VERS LA FIN DES SYNDICATS PROFESSIONNELS AVEC LA CONSÉCRATION DES MOUVEMENTS PROFESSIONNELS
Dans une approche toujours pédagogique à l’adresse de mes abonnés et au-delà, je suis avec un intérêt particulier les évènements civiques actuels. Loin de toute émotion, je tiens par cette plume à nous ramener aux fondamentaux au risque de distraire ce qui est déjà avancées civiques. L’article 7 de la Constitution consacre pour la première fois de l’histoire de notre pays la « Société Civile » et les luttes engagées par d’illustres prédécesseurs ont permis de fixer dans le statut de la fonction publique l’existence des syndicats pour défendre les intérêts des travailleurs dont le droit de grève est reconnu et des comités consultatifs pour ceux dont le droit de grève n’est pas reconnu comme les agents de forces de sécurité et de défenses dont la Douane et les eaux forêts qui ont récemment intégrés les FDS (Forces de Défenses et de Sécurité).
Il nous faut distinguer les organisations de la Société Civile (Associations, ONGs, Fondations, Mouvements, etc…) et les corporations professionnelles (Syndicats des salariés et du patronat), même si par extension on en globe le tout dans les OSC. Si les premières citées défendent des causes, les secondes défendent les intérêts de leurs membres (salariés ou patronat).
J’observe pour le regretter la promotion des mouvements au sein des corporations professionnelles qui plus est dépourvu de personnalités juridiques. Plus paradoxal, la promotion de ces mouvements dépourvus de personnalités juridiques par certains leaders syndicaux attestant par la même occasion de l’inutilité et de la faillite des syndicats professionnels auxquels ils appartiennent. Si les syndiqués sont couverts par le mot d’ordre de leurs syndicats (reconnus par la législation nationale et internationale), qui couvrent les agents aux ordres des mouvements sans personnalités juridiques ? Là est toute la question car, nous devons en tant qu’acteurs civiques garder raison de bout en bout.

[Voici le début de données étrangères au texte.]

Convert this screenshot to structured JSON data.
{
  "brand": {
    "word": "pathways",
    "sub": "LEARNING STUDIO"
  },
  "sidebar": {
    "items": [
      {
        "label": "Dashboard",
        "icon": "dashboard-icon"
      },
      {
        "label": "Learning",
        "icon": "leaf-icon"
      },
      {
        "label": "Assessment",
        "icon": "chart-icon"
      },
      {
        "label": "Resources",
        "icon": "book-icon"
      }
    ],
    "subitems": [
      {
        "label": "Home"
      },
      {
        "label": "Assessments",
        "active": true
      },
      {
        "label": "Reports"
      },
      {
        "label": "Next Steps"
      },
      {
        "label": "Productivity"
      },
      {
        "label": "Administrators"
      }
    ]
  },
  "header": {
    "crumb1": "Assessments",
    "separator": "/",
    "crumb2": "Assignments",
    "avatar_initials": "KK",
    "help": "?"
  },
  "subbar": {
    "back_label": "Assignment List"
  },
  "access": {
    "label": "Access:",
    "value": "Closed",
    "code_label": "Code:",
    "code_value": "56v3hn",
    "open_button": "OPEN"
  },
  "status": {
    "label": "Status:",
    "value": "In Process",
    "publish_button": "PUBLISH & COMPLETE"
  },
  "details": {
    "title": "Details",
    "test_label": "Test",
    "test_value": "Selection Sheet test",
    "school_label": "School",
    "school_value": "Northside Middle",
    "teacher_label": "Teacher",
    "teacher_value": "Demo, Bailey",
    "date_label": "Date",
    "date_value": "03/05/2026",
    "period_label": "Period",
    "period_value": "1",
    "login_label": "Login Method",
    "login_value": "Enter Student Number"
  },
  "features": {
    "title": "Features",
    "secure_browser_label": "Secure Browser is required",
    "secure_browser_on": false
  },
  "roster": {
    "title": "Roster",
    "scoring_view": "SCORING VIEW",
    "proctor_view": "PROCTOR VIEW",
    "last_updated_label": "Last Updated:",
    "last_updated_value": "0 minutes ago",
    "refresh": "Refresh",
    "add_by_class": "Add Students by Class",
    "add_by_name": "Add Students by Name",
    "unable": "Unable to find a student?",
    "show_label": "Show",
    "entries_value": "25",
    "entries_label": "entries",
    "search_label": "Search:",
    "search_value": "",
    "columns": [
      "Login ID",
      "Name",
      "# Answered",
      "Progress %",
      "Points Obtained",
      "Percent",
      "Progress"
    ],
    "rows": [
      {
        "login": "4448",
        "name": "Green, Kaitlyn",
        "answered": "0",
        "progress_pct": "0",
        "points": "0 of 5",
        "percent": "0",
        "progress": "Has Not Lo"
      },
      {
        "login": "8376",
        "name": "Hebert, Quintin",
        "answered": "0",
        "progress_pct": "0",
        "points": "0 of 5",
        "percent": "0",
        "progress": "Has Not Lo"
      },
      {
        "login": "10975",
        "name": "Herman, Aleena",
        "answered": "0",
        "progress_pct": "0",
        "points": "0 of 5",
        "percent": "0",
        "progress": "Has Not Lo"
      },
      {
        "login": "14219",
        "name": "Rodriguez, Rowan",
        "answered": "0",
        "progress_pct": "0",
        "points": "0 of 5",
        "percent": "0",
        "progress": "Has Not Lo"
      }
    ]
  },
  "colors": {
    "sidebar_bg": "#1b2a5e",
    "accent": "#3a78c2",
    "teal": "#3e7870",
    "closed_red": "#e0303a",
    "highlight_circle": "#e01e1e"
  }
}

Je le répète, si les agents sont couverts par le mot d’ordre des syndicats, quel texte couvre les agents agissant au nom des mouvements dépourvus de personnalité juridique ?
Si les responsables des syndicats s’accordent aujourd’hui à reconnaitre publiquement que les syndicats n’ont plus raison d’être, que les syndicats sont corrompus, etc…délaissent leurs syndicats pour s’accrocher aux mouvements circonstanciels, #à_quoi_bon_solliciter_organisation_des_élections_professionnelles vu que les syndicats n’ont plus lieu d’être ? Doit-on s’affranchir des syndicats (couverts par des textes nationaux et internationaux) pour des mouvements circonstanciels sans personnalités juridiques (non couverts par des textes nationaux et internationaux)?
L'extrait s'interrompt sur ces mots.